Pacific Basin Shipping profits softened in the first half of this year as margins on its operated fleet fell.

The Hong Kong-listed company reported a net profit before tax of $57.6m for the six months, down from $85.3m a year earlier.

Chief executive Martin Fruergaard noted that Pacific Basin’s fleet had outperformed the Baltic Exchange indices for handysizes and supramaxes, but said operating bulkers is expensive at the moment.

“Our operating activity saw significant growth in vessel numbers and operating days, although at a substantially lower margin per day,” he said in the financial report.

“Our outperformance was impacted by the increased cost of chartering short-term core vessels, required as a result of our high near-term cargo coverage.”

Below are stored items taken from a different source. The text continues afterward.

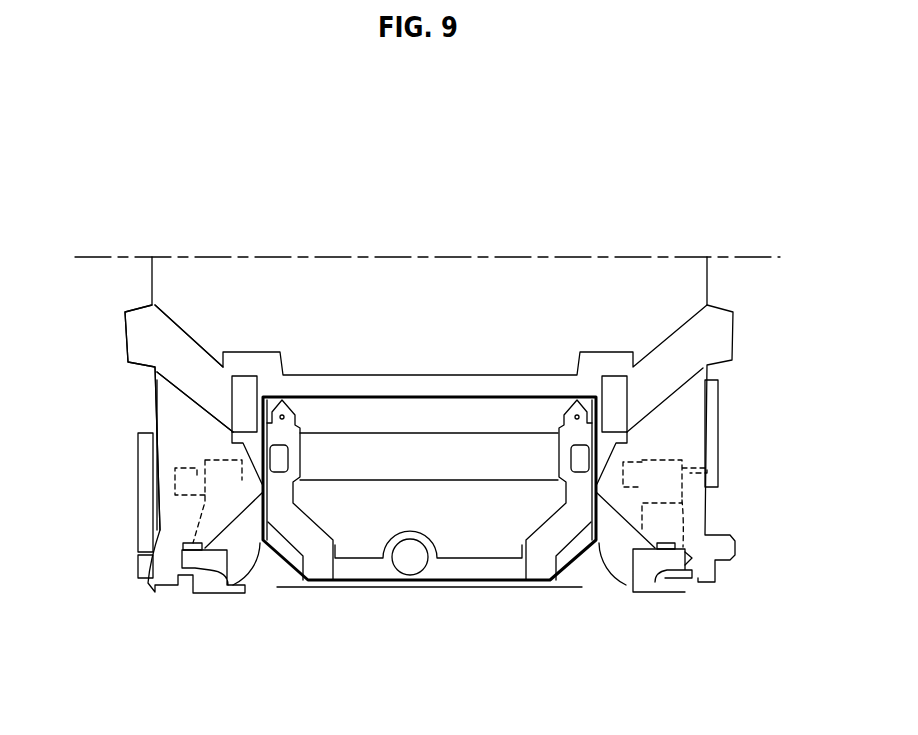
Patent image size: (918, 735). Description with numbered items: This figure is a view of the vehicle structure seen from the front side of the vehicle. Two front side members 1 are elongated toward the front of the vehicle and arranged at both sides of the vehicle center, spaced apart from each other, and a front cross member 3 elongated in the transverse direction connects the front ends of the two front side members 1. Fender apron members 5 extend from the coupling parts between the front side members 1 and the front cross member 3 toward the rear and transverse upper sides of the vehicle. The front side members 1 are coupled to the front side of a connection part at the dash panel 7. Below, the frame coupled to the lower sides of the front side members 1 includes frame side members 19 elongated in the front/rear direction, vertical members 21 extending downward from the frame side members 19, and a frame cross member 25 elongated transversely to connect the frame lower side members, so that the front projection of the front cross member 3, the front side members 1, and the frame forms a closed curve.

The front side member 1 is at (245, 390).
The front cross member 3 is at (525, 385).
The fender apron member 5 is at (162, 340).
The dash panel 7 is at (437, 293).
The frame side member 19 is at (280, 458).
The vertical member 21 is at (287, 514).
The frame cross member 25 is at (378, 568).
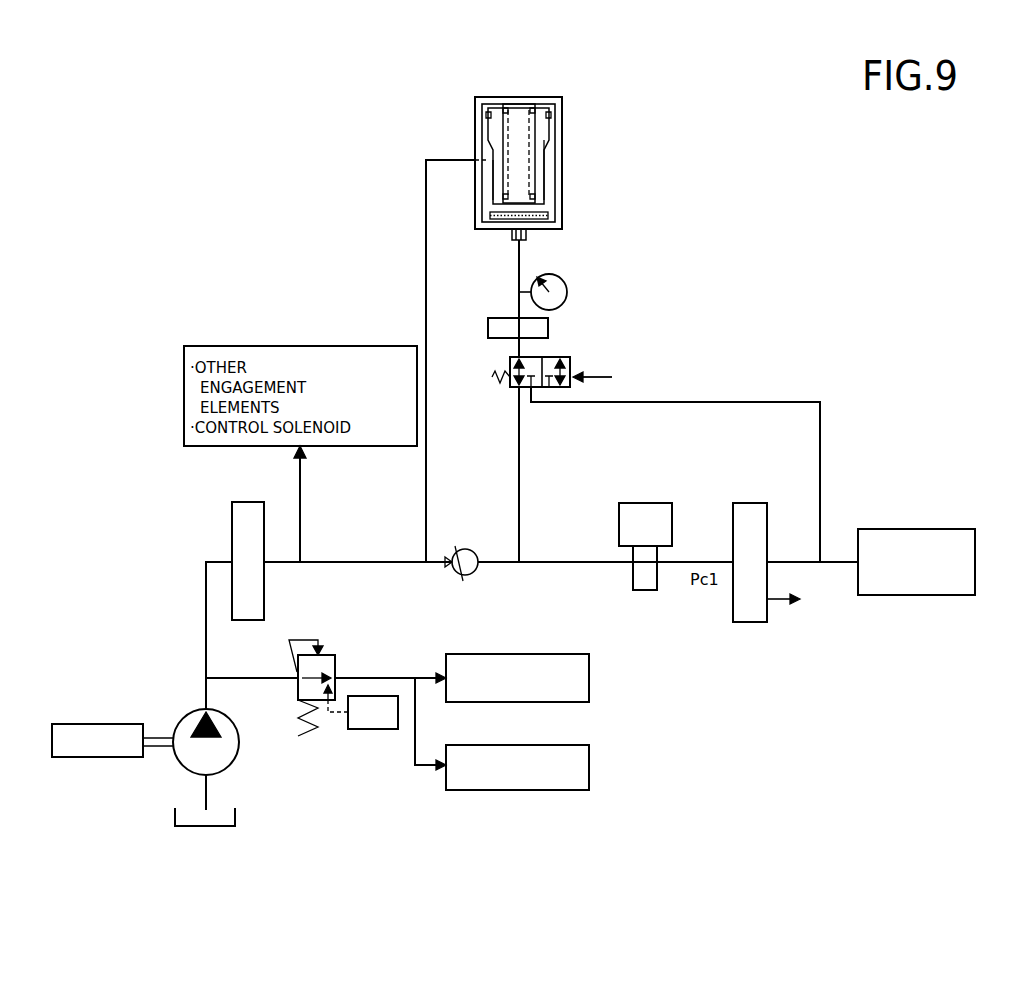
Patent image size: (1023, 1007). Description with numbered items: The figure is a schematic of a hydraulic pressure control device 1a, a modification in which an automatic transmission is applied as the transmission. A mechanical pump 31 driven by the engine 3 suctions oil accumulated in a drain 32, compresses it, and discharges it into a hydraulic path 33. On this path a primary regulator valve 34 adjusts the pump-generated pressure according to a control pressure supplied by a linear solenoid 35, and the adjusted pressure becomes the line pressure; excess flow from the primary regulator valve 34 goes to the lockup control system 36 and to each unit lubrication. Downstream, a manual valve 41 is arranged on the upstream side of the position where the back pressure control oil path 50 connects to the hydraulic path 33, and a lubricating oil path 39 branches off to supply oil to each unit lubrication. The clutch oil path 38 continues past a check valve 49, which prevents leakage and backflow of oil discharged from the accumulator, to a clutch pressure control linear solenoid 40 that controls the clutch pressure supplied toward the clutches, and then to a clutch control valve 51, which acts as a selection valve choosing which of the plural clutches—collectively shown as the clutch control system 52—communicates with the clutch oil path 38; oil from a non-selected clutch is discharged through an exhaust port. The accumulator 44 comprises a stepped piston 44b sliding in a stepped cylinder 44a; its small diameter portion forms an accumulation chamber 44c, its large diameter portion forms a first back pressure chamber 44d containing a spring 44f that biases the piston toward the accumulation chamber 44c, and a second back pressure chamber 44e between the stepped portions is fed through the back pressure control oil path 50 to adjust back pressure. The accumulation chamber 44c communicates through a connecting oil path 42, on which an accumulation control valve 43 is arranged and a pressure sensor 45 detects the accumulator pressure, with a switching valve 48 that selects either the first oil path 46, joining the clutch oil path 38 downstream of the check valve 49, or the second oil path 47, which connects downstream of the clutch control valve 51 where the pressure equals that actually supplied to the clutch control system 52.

The hydraulic pressure control device 1a is at (294, 274).
The engine 3 is at (97, 724).
The mechanical pump 31 is at (237, 723).
The drain 32 is at (235, 818).
The hydraulic path 33 is at (206, 630).
The primary regulator valve 34 is at (330, 654).
The SLS linear solenoid 35 is at (373, 729).
The L/U control system 36 is at (550, 654).
The clutch oil path 38 is at (490, 562).
The lubricating oil path 39 is at (300, 519).
The SLC linear solenoid 40 is at (644, 503).
The manual valve 41 is at (248, 502).
The connecting oil path 42 is at (518, 283).
The accumulation control valve 43 is at (487, 330).
The accumulator 44 is at (551, 92).
The stepped cylinder 44a is at (488, 115).
The stepped piston 44b is at (548, 133).
The accumulation chamber 44c is at (514, 216).
The first back pressure chamber 44d is at (515, 118).
The second back pressure chamber 44e is at (487, 173).
The spring 44f is at (491, 107).
The pressure sensor 45 is at (547, 275).
The first oil path 46 is at (519, 447).
The second oil path 47 is at (716, 402).
The switching valve 48 is at (559, 357).
The check valve 49 is at (469, 549).
The back pressure control oil path 50 is at (426, 287).
The clutch control valve 51 is at (749, 503).
The C1 control system 52 is at (915, 529).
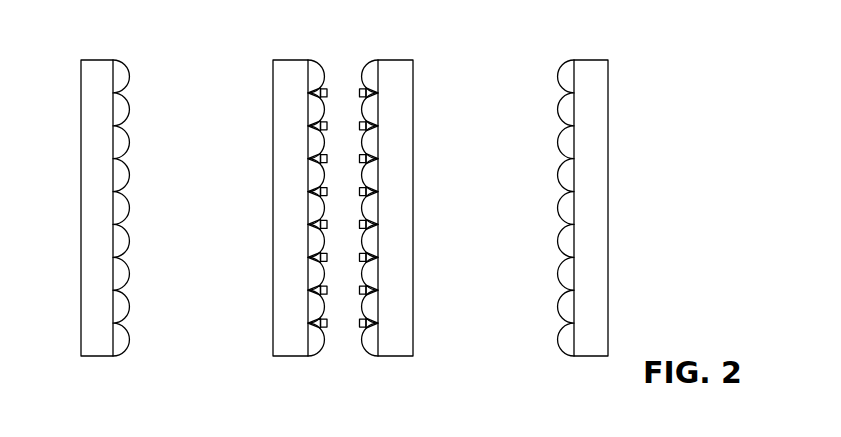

The operated fleet, which includes 154 chartered-in bulkers, earned an average profit margin of $550 per day over 14,210 operating days in the first half, compared with $1,550 per day in profit a year earlier.

Its handysize bulkers earned an average time charter equivalent rate of $11,810 per day, down 9% year on year.

Its supramaxes earned an average TCE of $13,690 per day in the first half, in line with last year.

Pacific Basin’s operated fleet numbered 286 vessels in the second quarter, down from 302 in the first quarter. Of these, it owns 131 handysize and supramax bulkers.

Fruergaard said bulker markets continue to be disrupted, which is helping absorb tonnage supply.

“Year to date, we have seen a notable reduction in seasonality as a result of tonnage imbalances between the Atlantic and Pacific regions due to fleet inefficiencies caused by disruptions in the Suez and Panama canals,” he said.

“Despite concerns about global economic growth, elevated interest rates, ongoing conflicts in Ukraine and Palestine, and the negative impact of reduced housing construction in China, total dry bulk demand still rose over the period, which is positive for the long-term outlook.”

Pacific Basin has booked 7% of its handysizes at $9,670 per day during the first half of 2025 and 19% of its supramax days at $13,370 per day.

The board has declared a dividend of HKD 4.1 ($0.53) per share for the first half.

Pacific Basin has a $40m share buyback programme that expires at the end of this year.